L’arrêt Dame Kirkwood reconnu comme jalon du contrôle de conventionnalité
Le 30 mai 1952, le Conseil d’État rend un arrêt fondateur qui va bouleverser le rapport du droit interne aux engagements internationaux. Il s’agit de la décision Dame Kirkwood, dans laquelle la haute juridiction administrative admet pour la première fois qu’un acte administratif peut être annulé au motif qu’il viole une convention internationale ratifiée par la France.
Une décision d’extradition contestée sur le fondement d’un traité
L’affaire trouve son origine dans une demande d’extradition formulée par les États-Unis à l’encontre de Madame Kirkwood, détenue en France. Un décret d’extradition est pris, que la requérante conteste devant le Conseil d’État. À l’appui de son recours, elle invoque la violation par le décret d’une convention d’extradition liant la France et les États-Unis. Une première dans l’histoire du droit administratif !
Bon à savoir : L’extradition est une procédure par laquelle un État remet une personne se trouvant sur son territoire à un autre État qui la réclame, généralement pour qu’elle soit jugée ou purge une peine.
Le revirement jurisprudentiel opéré par l’arrêt Dame Kirkwood
Jusque-là, le Conseil d’État se déclarait incompétent pour contrôler la compatibilité d’un acte administratif avec les stipulations d’un traité international. L’arrêt Dame Kirkwood marque un tournant : le juge admet que la requérante peut se prévaloir de la convention franco-américaine pour contester la légalité du décret. Même s’il rejette le recours au fond, le Conseil d’État reconnaît sa compétence pour apprécier la conventionnalité des actes administratifs.

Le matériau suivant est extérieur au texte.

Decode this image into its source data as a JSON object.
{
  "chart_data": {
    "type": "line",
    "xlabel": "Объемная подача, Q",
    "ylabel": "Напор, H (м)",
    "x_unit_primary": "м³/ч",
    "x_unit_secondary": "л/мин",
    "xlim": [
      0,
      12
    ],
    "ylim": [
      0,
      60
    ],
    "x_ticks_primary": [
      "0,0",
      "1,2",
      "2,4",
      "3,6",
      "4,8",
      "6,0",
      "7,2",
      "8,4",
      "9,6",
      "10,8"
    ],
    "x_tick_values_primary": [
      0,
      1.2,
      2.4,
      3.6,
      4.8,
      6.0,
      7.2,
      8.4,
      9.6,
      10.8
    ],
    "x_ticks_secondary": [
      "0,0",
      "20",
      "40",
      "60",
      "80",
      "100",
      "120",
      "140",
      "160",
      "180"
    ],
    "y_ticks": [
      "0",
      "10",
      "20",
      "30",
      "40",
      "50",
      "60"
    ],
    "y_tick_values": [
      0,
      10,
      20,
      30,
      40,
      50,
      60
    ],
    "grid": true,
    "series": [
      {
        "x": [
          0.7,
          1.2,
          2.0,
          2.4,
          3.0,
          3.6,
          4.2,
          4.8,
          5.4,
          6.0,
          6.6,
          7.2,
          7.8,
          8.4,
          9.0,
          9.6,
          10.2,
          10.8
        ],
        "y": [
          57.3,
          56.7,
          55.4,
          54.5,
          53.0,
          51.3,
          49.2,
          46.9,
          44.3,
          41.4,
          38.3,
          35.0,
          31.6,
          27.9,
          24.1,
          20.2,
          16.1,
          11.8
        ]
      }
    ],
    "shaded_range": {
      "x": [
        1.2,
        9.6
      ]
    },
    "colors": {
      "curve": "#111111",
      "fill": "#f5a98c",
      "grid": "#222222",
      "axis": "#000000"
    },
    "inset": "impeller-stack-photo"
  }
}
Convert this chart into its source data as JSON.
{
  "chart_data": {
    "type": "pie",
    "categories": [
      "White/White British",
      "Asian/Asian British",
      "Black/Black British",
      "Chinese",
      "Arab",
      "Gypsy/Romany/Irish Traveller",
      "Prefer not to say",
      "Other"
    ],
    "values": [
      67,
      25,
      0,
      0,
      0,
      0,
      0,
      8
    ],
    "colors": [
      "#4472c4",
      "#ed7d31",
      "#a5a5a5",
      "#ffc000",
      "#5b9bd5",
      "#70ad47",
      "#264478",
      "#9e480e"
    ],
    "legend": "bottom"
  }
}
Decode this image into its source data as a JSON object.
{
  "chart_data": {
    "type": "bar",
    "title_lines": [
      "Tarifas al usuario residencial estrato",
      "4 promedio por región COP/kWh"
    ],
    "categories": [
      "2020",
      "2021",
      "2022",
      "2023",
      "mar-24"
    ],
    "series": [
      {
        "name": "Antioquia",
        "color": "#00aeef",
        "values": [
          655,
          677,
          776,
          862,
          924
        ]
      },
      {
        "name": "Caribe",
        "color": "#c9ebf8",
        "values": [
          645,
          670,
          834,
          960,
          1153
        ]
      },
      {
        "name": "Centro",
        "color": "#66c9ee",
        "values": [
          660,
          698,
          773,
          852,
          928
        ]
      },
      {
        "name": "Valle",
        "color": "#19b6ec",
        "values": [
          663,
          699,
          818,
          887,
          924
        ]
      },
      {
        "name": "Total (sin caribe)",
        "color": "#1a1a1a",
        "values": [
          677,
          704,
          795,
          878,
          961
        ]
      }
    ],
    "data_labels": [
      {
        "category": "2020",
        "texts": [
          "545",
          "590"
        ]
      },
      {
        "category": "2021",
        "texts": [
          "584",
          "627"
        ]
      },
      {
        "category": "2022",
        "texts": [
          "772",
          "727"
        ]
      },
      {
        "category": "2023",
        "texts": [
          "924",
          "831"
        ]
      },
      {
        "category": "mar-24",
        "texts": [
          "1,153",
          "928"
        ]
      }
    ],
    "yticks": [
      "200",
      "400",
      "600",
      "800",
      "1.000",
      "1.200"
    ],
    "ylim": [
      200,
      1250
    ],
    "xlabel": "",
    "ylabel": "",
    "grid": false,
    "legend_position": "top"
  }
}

« Quand j’ai appris que le Conseil d’État admettait enfin qu’on puisse invoquer un traité pour contester un acte administratif, j’ai été très surpris ! C’était impensable auparavant », témoigne Me Dupont, avocat spécialiste en droit public.
La consécration du contrôle de conventionnalité
Avec l’arrêt Dame Kirkwood, les traités et accords régulièrement ratifiés deviennent ainsi un élément du bloc de légalité auquel sont soumis les actes administratifs. Désormais, l’administration a l’obligation de respecter les engagements internationaux dans son action, sous le contrôle du juge. C’est la naissance du contrôle de conventionnalité, mécanisme essentiel de l’ordre juridique qui assure la primauté du droit international conventionnel sur les actes administratifs.
Par exemple, si un décret est contraire à une convention de l’ONU ratifiée par la France, le juge administratif pourra l’annuler sur le fondement de la violation de cette convention.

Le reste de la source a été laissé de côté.